计算机工程与应用 ›› 2012, Vol. 48 ›› Issue (30): 147-150.

• 数据库、信号与信息处理 • 上一篇    下一篇

基于有序FP-tree的最大长度频繁项集挖掘算法

廖福蓉1,王成良2   

  1. 1.重庆大学 计算机学院,重庆 400030
    2.重庆大学 软件学院,重庆 400030
  • 出版日期:2012-10-21 发布日期:2012-10-22

Algorithm for mining maximal length frequent itemsets based on order FP-tree

LIAO Furong1, WANG Chengliang2   

  1. 1.School of Computer Science, Chongqing University, Chongqing 400030, China
    2.School of Software Engineering, Chongqing University, Chongqing 400030, China
  • Online:2012-10-21 Published:2012-10-22

摘要: 频繁项集的挖掘受到大量候选频繁项集和较高计算花费的限制,只挖掘最大长度频繁项集已满足很多应用。提出一种基于有序FP-tree结构挖掘最大长度频繁项集的算法。即对有序FP-tree的头表进行改造,增加一个max-level域,记录该项在有序FP-tree中的最大高度。挖掘时仅对max-level 大于等于已有最大长度频繁项集长度的项进行遍历,不产生条件模式基,无需递归构造条件FP-tree,且计算出最大长度频繁项集的支持度。实验结果表明该算法挖掘效率高、速度快。

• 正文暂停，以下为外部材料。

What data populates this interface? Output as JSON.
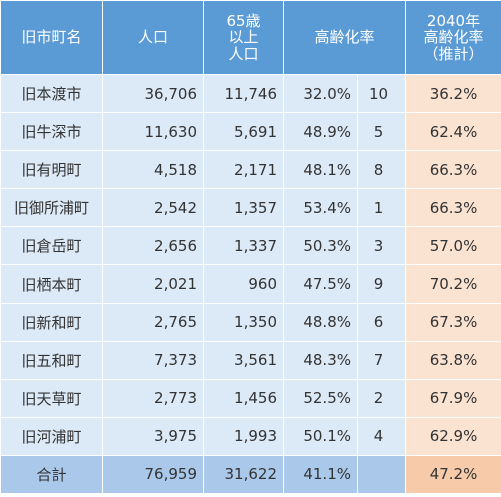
{
  "headers": {
    "name": "旧市町名",
    "population": "人口",
    "elderly": [
      "65歳",
      "以上",
      "人口"
    ],
    "aging_rate": "高齢化率",
    "projected": [
      "2040年",
      "高齢化率",
      "（推計）"
    ]
  },
  "rows": [
    {
      "name": "旧本渡市",
      "population": "36,706",
      "elderly": "11,746",
      "rate": "32.0%",
      "rank": "10",
      "projected": "36.2%"
    },
    {
      "name": "旧牛深市",
      "population": "11,630",
      "elderly": "5,691",
      "rate": "48.9%",
      "rank": "5",
      "projected": "62.4%"
    },
    {
      "name": "旧有明町",
      "population": "4,518",
      "elderly": "2,171",
      "rate": "48.1%",
      "rank": "8",
      "projected": "66.3%"
    },
    {
      "name": "旧御所浦町",
      "population": "2,542",
      "elderly": "1,357",
      "rate": "53.4%",
      "rank": "1",
      "projected": "66.3%"
    },
    {
      "name": "旧倉岳町",
      "population": "2,656",
      "elderly": "1,337",
      "rate": "50.3%",
      "rank": "3",
      "projected": "57.0%"
    },
    {
      "name": "旧栖本町",
      "population": "2,021",
      "elderly": "960",
      "rate": "47.5%",
      "rank": "9",
      "projected": "70.2%"
    },
    {
      "name": "旧新和町",
      "population": "2,765",
      "elderly": "1,350",
      "rate": "48.8%",
      "rank": "6",
      "projected": "67.3%"
    },
    {
      "name": "旧五和町",
      "population": "7,373",
      "elderly": "3,561",
      "rate": "48.3%",
      "rank": "7",
      "projected": "63.8%"
    },
    {
      "name": "旧天草町",
      "population": "2,773",
      "elderly": "1,456",
      "rate": "52.5%",
      "rank": "2",
      "projected": "67.9%"
    },
    {
      "name": "旧河浦町",
      "population": "3,975",
      "elderly": "1,993",
      "rate": "50.1%",
      "rank": "4",
      "projected": "62.9%"
    }
  ],
  "total": {
    "name": "合計",
    "population": "76,959",
    "elderly": "31,622",
    "rate": "41.1%",
    "rank": "",
    "projected": "47.2%"
  },
  "colors": {
    "header": "#5b9bd5",
    "row": "#dce9f7",
    "total": "#a9c8ea",
    "projected": "#fbe3d2",
    "projected_total": "#f7caa9"
  }
}
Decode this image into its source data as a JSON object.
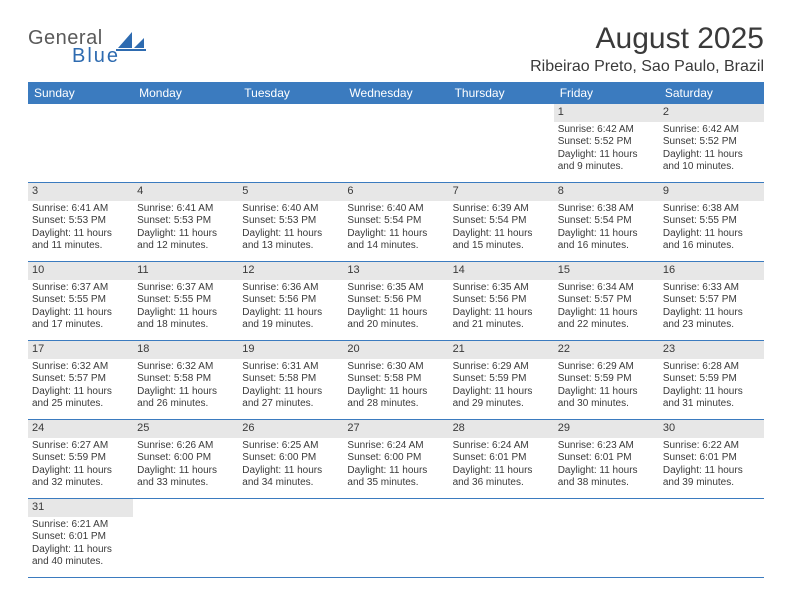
{
  "logo": {
    "word1": "General",
    "word2": "Blue",
    "color1": "#5a5a5a",
    "color2": "#2e6bb0"
  },
  "title": "August 2025",
  "location": "Ribeirao Preto, Sao Paulo, Brazil",
  "colors": {
    "header_bg": "#3b7bbf",
    "header_text": "#ffffff",
    "daynum_bg": "#e7e7e7",
    "rule": "#3b7bbf",
    "text": "#3a3a3a",
    "page_bg": "#ffffff"
  },
  "weekdays": [
    "Sunday",
    "Monday",
    "Tuesday",
    "Wednesday",
    "Thursday",
    "Friday",
    "Saturday"
  ],
  "weeks": [
    [
      null,
      null,
      null,
      null,
      null,
      {
        "day": "1",
        "sunrise": "Sunrise: 6:42 AM",
        "sunset": "Sunset: 5:52 PM",
        "daylight1": "Daylight: 11 hours",
        "daylight2": "and 9 minutes."
      },
      {
        "day": "2",
        "sunrise": "Sunrise: 6:42 AM",
        "sunset": "Sunset: 5:52 PM",
        "daylight1": "Daylight: 11 hours",
        "daylight2": "and 10 minutes."
      }
    ],
    [
      {
        "day": "3",
        "sunrise": "Sunrise: 6:41 AM",
        "sunset": "Sunset: 5:53 PM",
        "daylight1": "Daylight: 11 hours",
        "daylight2": "and 11 minutes."
      },
      {
        "day": "4",
        "sunrise": "Sunrise: 6:41 AM",
        "sunset": "Sunset: 5:53 PM",
        "daylight1": "Daylight: 11 hours",
        "daylight2": "and 12 minutes."
      },
      {
        "day": "5",
        "sunrise": "Sunrise: 6:40 AM",
        "sunset": "Sunset: 5:53 PM",
        "daylight1": "Daylight: 11 hours",
        "daylight2": "and 13 minutes."
      },
      {
        "day": "6",
        "sunrise": "Sunrise: 6:40 AM",
        "sunset": "Sunset: 5:54 PM",
        "daylight1": "Daylight: 11 hours",
        "daylight2": "and 14 minutes."
      },
      {
        "day": "7",
        "sunrise": "Sunrise: 6:39 AM",
        "sunset": "Sunset: 5:54 PM",
        "daylight1": "Daylight: 11 hours",
        "daylight2": "and 15 minutes."
      },
      {
        "day": "8",
        "sunrise": "Sunrise: 6:38 AM",
        "sunset": "Sunset: 5:54 PM",
        "daylight1": "Daylight: 11 hours",
        "daylight2": "and 16 minutes."
      },
      {
        "day": "9",
        "sunrise": "Sunrise: 6:38 AM",
        "sunset": "Sunset: 5:55 PM",
        "daylight1": "Daylight: 11 hours",
        "daylight2": "and 16 minutes."
      }
    ],
    [
      {
        "day": "10",
        "sunrise": "Sunrise: 6:37 AM",
        "sunset": "Sunset: 5:55 PM",
        "daylight1": "Daylight: 11 hours",
        "daylight2": "and 17 minutes."
      },
      {
        "day": "11",
        "sunrise": "Sunrise: 6:37 AM",
        "sunset": "Sunset: 5:55 PM",
        "daylight1": "Daylight: 11 hours",
        "daylight2": "and 18 minutes."
      },
      {
        "day": "12",
        "sunrise": "Sunrise: 6:36 AM",
        "sunset": "Sunset: 5:56 PM",
        "daylight1": "Daylight: 11 hours",
        "daylight2": "and 19 minutes."
      },
      {
        "day": "13",
        "sunrise": "Sunrise: 6:35 AM",
        "sunset": "Sunset: 5:56 PM",
        "daylight1": "Daylight: 11 hours",
        "daylight2": "and 20 minutes."
      },
      {
        "day": "14",
        "sunrise": "Sunrise: 6:35 AM",
        "sunset": "Sunset: 5:56 PM",
        "daylight1": "Daylight: 11 hours",
        "daylight2": "and 21 minutes."
      },
      {
        "day": "15",
        "sunrise": "Sunrise: 6:34 AM",
        "sunset": "Sunset: 5:57 PM",
        "daylight1": "Daylight: 11 hours",
        "daylight2": "and 22 minutes."
      },
      {
        "day": "16",
        "sunrise": "Sunrise: 6:33 AM",
        "sunset": "Sunset: 5:57 PM",
        "daylight1": "Daylight: 11 hours",
        "daylight2": "and 23 minutes."
      }
    ],
    [
      {
        "day": "17",
        "sunrise": "Sunrise: 6:32 AM",
        "sunset": "Sunset: 5:57 PM",
        "daylight1": "Daylight: 11 hours",
        "daylight2": "and 25 minutes."
      },
      {
        "day": "18",
        "sunrise": "Sunrise: 6:32 AM",
        "sunset": "Sunset: 5:58 PM",
        "daylight1": "Daylight: 11 hours",
        "daylight2": "and 26 minutes."
      },
      {
        "day": "19",
        "sunrise": "Sunrise: 6:31 AM",
        "sunset": "Sunset: 5:58 PM",
        "daylight1": "Daylight: 11 hours",
        "daylight2": "and 27 minutes."
      },
      {
        "day": "20",
        "sunrise": "Sunrise: 6:30 AM",
        "sunset": "Sunset: 5:58 PM",
        "daylight1": "Daylight: 11 hours",
        "daylight2": "and 28 minutes."
      },
      {
        "day": "21",
        "sunrise": "Sunrise: 6:29 AM",
        "sunset": "Sunset: 5:59 PM",
        "daylight1": "Daylight: 11 hours",
        "daylight2": "and 29 minutes."
      },
      {
        "day": "22",
        "sunrise": "Sunrise: 6:29 AM",
        "sunset": "Sunset: 5:59 PM",
        "daylight1": "Daylight: 11 hours",
        "daylight2": "and 30 minutes."
      },
      {
        "day": "23",
        "sunrise": "Sunrise: 6:28 AM",
        "sunset": "Sunset: 5:59 PM",
        "daylight1": "Daylight: 11 hours",
        "daylight2": "and 31 minutes."
      }
    ],
    [
      {
        "day": "24",
        "sunrise": "Sunrise: 6:27 AM",
        "sunset": "Sunset: 5:59 PM",
        "daylight1": "Daylight: 11 hours",
        "daylight2": "and 32 minutes."
      },
      {
        "day": "25",
        "sunrise": "Sunrise: 6:26 AM",
        "sunset": "Sunset: 6:00 PM",
        "daylight1": "Daylight: 11 hours",
        "daylight2": "and 33 minutes."
      },
      {
        "day": "26",
        "sunrise": "Sunrise: 6:25 AM",
        "sunset": "Sunset: 6:00 PM",
        "daylight1": "Daylight: 11 hours",
        "daylight2": "and 34 minutes."
      },
      {
        "day": "27",
        "sunrise": "Sunrise: 6:24 AM",
        "sunset": "Sunset: 6:00 PM",
        "daylight1": "Daylight: 11 hours",
        "daylight2": "and 35 minutes."
      },
      {
        "day": "28",
        "sunrise": "Sunrise: 6:24 AM",
        "sunset": "Sunset: 6:01 PM",
        "daylight1": "Daylight: 11 hours",
        "daylight2": "and 36 minutes."
      },
      {
        "day": "29",
        "sunrise": "Sunrise: 6:23 AM",
        "sunset": "Sunset: 6:01 PM",
        "daylight1": "Daylight: 11 hours",
        "daylight2": "and 38 minutes."
      },
      {
        "day": "30",
        "sunrise": "Sunrise: 6:22 AM",
        "sunset": "Sunset: 6:01 PM",
        "daylight1": "Daylight: 11 hours",
        "daylight2": "and 39 minutes."
      }
    ],
    [
      {
        "day": "31",
        "sunrise": "Sunrise: 6:21 AM",
        "sunset": "Sunset: 6:01 PM",
        "daylight1": "Daylight: 11 hours",
        "daylight2": "and 40 minutes."
      },
      null,
      null,
      null,
      null,
      null,
      null
    ]
  ]
}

关键词: 最大长度频繁项集, 数据挖掘, 频繁项集, 有序频繁模式树(FP)-tree

Abstract: The mining of frequent itemsets has been limited by the large number of resulting itemsets as well as the high computational cost. In many application domains, however, it is often sufficient to mine maximum length frequent itemsets. An order FP-tree-based algorithm is proposed for the mining problem. A field max-level is added in head-table to record the greatest height of item. In the mining process, only the item which max-level value is equal or greater than the length of existing maximum length frequent itemsets is traversed. Neither producing conditional pattern base nor constructing conditional frequent pattern tree recursively is needed, and the support of maximum length frequent itemsets is calculated. The experimental results show that the algorithm accelerates the speed to traverse the tree and improves the mining efficiency.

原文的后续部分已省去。